Die Pipeline an Hepatitis B-Medikamenten mit neuartigen Wirkmechanismen ist prall gefüllt (Abb. 3). Unter anderem zwei neue Substanzen, die in die Proteintranskription der cccDNA eingreifen, scheinen in einer frühen Phase der Entwicklung erfolgsversprechend zu sein: das RNAI JNJ-3989 und das Antisens Oligonukleotid ISIS 505358/GSK3228836 (Bepirovirsen). In Phase-1/2-Studien an therapie-naiven und vorbehandelten Patienten kam es zu einem Abfall von HBs-Antigen. Ziel ist hier die funktionelle Heilung (Gane E et al., GS10; Yuen M-F et al., AS067).
Bei den Kapsidinhibitoren (Core Assembly Modulator, CAM) führte der HBV-Core-Protein-Inhibitor ABI-H0731 (Vebicorvir) in Kombination mit einem Nuke bei virologisch supprimierten HBeAg-negativen Patienten zu einem eindrucksvollen Abfall der residualen HBV-Replikation (Fung S et al., AS070). Der TLR8-Agonist Selgantolimod, ein oraler Immunmodulator, über 24 Wochen führte bei 5% der Patienten zum HBsAg-Verlust und könnte damit ein wichtiger Kombinationspartner für andere Substanzen sein (Gane E et al., AS068).

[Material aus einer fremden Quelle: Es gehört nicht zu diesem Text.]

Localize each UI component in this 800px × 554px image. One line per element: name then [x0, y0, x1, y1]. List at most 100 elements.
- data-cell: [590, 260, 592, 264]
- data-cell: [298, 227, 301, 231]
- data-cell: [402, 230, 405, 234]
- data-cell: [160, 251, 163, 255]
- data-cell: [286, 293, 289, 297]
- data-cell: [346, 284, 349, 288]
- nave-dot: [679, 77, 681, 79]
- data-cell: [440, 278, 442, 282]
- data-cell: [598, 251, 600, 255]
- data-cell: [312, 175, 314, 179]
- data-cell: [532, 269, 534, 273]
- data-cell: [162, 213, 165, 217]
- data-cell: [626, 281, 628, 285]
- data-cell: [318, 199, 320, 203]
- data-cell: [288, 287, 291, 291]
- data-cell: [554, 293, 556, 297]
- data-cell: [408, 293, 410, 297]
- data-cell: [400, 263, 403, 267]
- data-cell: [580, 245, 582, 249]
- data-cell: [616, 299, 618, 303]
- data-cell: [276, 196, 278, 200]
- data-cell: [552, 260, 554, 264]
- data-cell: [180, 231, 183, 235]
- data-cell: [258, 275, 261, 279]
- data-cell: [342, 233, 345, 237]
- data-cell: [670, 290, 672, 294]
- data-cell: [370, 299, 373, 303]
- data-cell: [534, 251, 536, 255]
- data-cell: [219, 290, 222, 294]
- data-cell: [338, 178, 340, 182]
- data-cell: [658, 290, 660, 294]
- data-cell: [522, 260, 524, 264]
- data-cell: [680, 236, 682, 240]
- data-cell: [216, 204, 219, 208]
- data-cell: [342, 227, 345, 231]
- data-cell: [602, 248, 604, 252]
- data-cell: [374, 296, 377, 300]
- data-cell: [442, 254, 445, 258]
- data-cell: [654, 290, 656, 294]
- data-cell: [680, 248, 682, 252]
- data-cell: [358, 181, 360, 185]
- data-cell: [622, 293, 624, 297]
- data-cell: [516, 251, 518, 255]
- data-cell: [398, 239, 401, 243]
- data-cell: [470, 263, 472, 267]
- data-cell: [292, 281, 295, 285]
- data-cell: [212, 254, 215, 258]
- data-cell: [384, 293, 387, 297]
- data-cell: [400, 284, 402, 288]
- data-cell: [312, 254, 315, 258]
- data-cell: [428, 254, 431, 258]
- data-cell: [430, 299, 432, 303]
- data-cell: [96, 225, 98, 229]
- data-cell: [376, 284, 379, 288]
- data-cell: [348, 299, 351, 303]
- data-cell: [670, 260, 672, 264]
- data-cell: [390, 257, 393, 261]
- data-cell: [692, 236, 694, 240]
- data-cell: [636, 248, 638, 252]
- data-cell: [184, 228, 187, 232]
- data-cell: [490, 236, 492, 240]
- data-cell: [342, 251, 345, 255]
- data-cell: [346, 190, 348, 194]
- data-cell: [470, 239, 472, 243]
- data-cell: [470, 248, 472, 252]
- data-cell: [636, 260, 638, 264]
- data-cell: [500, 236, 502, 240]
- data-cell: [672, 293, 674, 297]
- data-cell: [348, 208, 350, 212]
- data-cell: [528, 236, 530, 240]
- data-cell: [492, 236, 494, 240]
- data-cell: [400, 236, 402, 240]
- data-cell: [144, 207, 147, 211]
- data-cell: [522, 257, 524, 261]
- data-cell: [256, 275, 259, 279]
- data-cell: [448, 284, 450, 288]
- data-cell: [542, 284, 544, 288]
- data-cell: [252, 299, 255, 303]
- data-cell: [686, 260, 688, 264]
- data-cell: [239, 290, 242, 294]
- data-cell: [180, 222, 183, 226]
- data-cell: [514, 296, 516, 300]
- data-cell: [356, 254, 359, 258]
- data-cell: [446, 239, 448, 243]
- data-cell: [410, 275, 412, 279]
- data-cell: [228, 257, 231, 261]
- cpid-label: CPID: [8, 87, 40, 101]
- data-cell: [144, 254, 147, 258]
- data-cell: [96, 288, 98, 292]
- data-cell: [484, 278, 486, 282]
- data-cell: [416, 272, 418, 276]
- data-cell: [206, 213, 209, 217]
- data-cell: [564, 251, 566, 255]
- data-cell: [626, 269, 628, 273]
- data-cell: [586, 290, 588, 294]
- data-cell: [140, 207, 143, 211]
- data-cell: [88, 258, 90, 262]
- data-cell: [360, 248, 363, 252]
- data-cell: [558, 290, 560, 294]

Abb 3 Wirkmechanismen neuer Hepatitis B-Medikamente
Verbreitung Hepatitis Delta
Hepatitis
D
Bulevirtid:
Lang anhaltende Wirksamkeit
Bulevirtid (früher Myrcludex) ist der erste Entry-Inhibitor, der die Eintrittspforte des Hepatitis B-Virus, nämlich den NTCP-Rezeptor auf der Leberzelle blockiert. Damit stört die Substanz den Lebenszyklus von HBV und verhindert gleichzeitig die HDV-Replikation. In Deutschland ist Bulevirtid bereits als Hepcludex® zugelassen in Kombination mit pegyliertem Interferon oder Tenofovir als 2 mg-Dosis zur täglichen subkutanen Injektion. In einer neuen Untersuchung wurde Bulevirtid in einer Dosierung von 10 mg mit TDF oder in der Dosierung von 5 mg mit pegyliertem Interferon eingesetzt (n=30). Nach einem Jahr wurde die Medikation abgesetzt bzw. nur mit TDF weiter behandelt. Sechs Monate später war HDV bei 5/15 Patienten (33%) unter TDF allein sowie bei 1/15 nach 10 mg und Interferon immer noch nicht nachweisbar. Allerdings hatten 2/15 Patienten in der Interferon-Gruppe HBsAg verloren und keiner in der TDF-Gruppe. Daraus schließen die Autoren, dass die 10 mg-Dosierung eine vielversprechende Strategie für eine Erhaltungstherapie bei Hepatitis-D-Patienten ist. Eine Erhöhung der Dosis in Kombination mit Inferferon sei nicht sinnvoll, da der starke synergistische Effekt bereits in niedriger Dosierung voll ausgeprägt sei (Wedemeyer H et al., AS072).